Wat kan het levende geloof worden bestreden.Van buitenaf én van binnenuit. Hoe verder we komen op de weg van het geloof, hoe meer we onze eigen zwakheid ontdekken. We houden onszelf niet op de been. Dat is één van de dingen die de Heilige Geest grondig leert verstaan. Als we volharden tot het einde en zalig worden, dan alleen uit genade. Het kan door omstandigheden zó donker in ons leven zijn dat we in de vertwijfeling terechtkomen. Als we vastlopen met Gods leiding, met de waaroms. Of als we onszelf zo tegenvallen en dingen doen of denken waarvoor we ons diep schamen. Juist als we de Heere vrezen kunnen we het houvast zo kwijt zijn.

Maar hoor het woord van Gamaliel: Indien het uit God is, zo kan niemand het breken! Door alle diepten en verwarring heen houdt de Heere Zelf Zijn eigen werk in stand. Wat Hij begint maakt Hij ook af] Om maar weer een psalmregel te citeren: "De Heer is zo getrouw als sterk, Hij zal Zijn werk voor mij volenden!" Is dat geen psalm om dikwijls te zingen? Juist als we worden aangevochten? ! Zing het maar tegen uw ongeloof en twijfel in. Nee, niet ik, maar Hij zal het voltooien! Want Hij is een sterke God Wiens werk niet te breken is. Soms houden we niet meer over dan deze ene belijdenis. Met het oog op ons eigen leven en met het oog op de kerkelijke situatie vandaag. Maar het is genoeg. Wie Gamaliels woorden leert overnemen als een belijdenis, leert het om al zijn heil enkel en alleen van de Heere te verwachten. "Uw werk - daar moet ik het van hebben."

Zo heeft Gamaliel raad gegeven. Het is een handig, diplomatiek voorstel dat vergadertechnisch goed in elkaar zit. Want het werkt. De gemoederen komen tot bedaren en de vergadering neemt zijn voorstel over. Maar - hoe zit het ondertussen met Gamaliel zelf? Ook hij is via de apostelen geconfronteerd met de Naam van Christus. Ook hij is schuldig gesteld aan het kruis (vers 30). Ook hij heeft gehoord dat God bekering en vergeving der zonden wil geven (vers 31). Maar wat doet Gamaliel met het evangelie van de gekruisigde en opgestane Heiland? Uiteindelijk niets. Dat moeten we helaas in alle eerlijkheid vaststellen. Op het eerste gehoor komt hij sympathiek op ons over. Hij lijkt het op te nemen voor de apostelen en weet te voorkomen dat ze gestenigd worden zoals later Stefanus. Hij houdt er zelfs rekening mee dat God in de apostelen werkt. Maar daarmee houdt het voor Gamaliel wel op. Hij valt niet voor het evangelie van Christus. Hij stelt zich neutraal op.

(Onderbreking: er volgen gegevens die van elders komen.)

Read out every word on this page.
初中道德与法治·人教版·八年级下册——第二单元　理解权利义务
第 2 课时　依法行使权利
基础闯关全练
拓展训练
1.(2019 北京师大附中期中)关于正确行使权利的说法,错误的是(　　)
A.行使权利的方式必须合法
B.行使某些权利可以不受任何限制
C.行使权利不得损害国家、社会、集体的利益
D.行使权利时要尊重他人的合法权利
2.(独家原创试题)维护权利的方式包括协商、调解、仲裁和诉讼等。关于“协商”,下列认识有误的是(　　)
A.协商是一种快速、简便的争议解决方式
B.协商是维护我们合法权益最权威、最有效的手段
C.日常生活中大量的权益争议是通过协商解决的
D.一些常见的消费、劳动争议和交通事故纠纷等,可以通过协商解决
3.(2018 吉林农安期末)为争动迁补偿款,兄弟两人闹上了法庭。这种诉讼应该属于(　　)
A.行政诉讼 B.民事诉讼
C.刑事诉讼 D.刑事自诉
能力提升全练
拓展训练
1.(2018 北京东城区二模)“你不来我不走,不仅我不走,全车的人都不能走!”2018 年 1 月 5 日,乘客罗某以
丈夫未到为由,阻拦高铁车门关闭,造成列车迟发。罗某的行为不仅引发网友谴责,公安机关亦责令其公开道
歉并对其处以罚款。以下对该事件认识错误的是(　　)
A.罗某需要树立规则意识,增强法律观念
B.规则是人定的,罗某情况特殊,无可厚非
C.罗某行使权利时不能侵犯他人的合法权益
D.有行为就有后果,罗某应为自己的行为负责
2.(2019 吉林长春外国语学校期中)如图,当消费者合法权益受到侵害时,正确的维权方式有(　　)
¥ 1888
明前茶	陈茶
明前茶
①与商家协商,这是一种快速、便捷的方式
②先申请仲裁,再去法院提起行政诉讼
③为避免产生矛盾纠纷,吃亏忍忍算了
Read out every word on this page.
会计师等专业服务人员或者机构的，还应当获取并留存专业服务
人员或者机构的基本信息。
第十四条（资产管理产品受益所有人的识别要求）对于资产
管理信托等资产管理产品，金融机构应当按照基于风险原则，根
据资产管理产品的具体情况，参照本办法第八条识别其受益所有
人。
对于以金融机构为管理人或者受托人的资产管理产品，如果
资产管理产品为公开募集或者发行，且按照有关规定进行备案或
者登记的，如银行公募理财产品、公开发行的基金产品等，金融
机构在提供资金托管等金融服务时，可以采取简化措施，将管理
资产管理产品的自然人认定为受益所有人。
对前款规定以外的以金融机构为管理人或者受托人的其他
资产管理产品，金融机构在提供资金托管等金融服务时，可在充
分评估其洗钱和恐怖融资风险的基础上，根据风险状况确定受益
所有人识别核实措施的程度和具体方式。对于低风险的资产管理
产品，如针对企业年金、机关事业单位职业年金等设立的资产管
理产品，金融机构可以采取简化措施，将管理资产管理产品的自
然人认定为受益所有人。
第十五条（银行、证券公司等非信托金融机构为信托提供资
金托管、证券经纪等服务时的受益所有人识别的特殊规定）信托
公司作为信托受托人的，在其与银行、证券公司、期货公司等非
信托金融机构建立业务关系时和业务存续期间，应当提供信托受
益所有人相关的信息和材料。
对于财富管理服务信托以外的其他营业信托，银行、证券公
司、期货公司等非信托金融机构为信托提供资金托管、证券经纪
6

Wat is dat herkenbaar. We belijden dat er maar twee mogelijkheden zijn: voor of tegen de Heere. Maar in de praktijk creëren we nogal eens een derde tussenmogelijkheid.We zijn niet tégen God en Christus, maar ook niet van harte vóór! We zitten er wat tussen in. Tot een duidelijke keus komt het niet. En dat uit zich in gebrek aan liefde en toewijding. Beslistheid in het dienen van de Heere ontbreekt. De neiging tot neutraliteit zit ons in het bloed. Weet u hoe dat komt? Omdat we ons leven niet willen verliezen aan Christus. We willen niet sterven aan onszelf. Maar geen keus is ook een keus. Dat is het aangrijpende van Gamaliels raad en houding. Zonder het te beseffen kiest deze bekwame en algemeen geachte Parizeer terdege! Niet vóór is tégen, heeft Jezus gezegd. Hoe we het ook wenden of keren: zijn woorden vormen wel een beleefde afwijzing van de Heere Jezus Christus. Dat is het dubbele in zijn raad. Gamaliel wil niet breken voor de Zaligmaker. En wij? De Heilige Geest zet vanuit Handelingen 5 de zaak op scherp. Zijn we voor of tegen Christus? Het is één van beide! Dat is de radicaliteit van het evangelie. Ook als kerkelijk meelevende mensen kunnen we ons neutraal houden. Gamaliel was nota bene een wetgeleerde die de schriften door en door kende. En toch een vijand van het kruis van Christus.We kunnen het als gemeentelid jarenlang volhouden om met een boog om het kruis en de Gekruisigde heen te lopen.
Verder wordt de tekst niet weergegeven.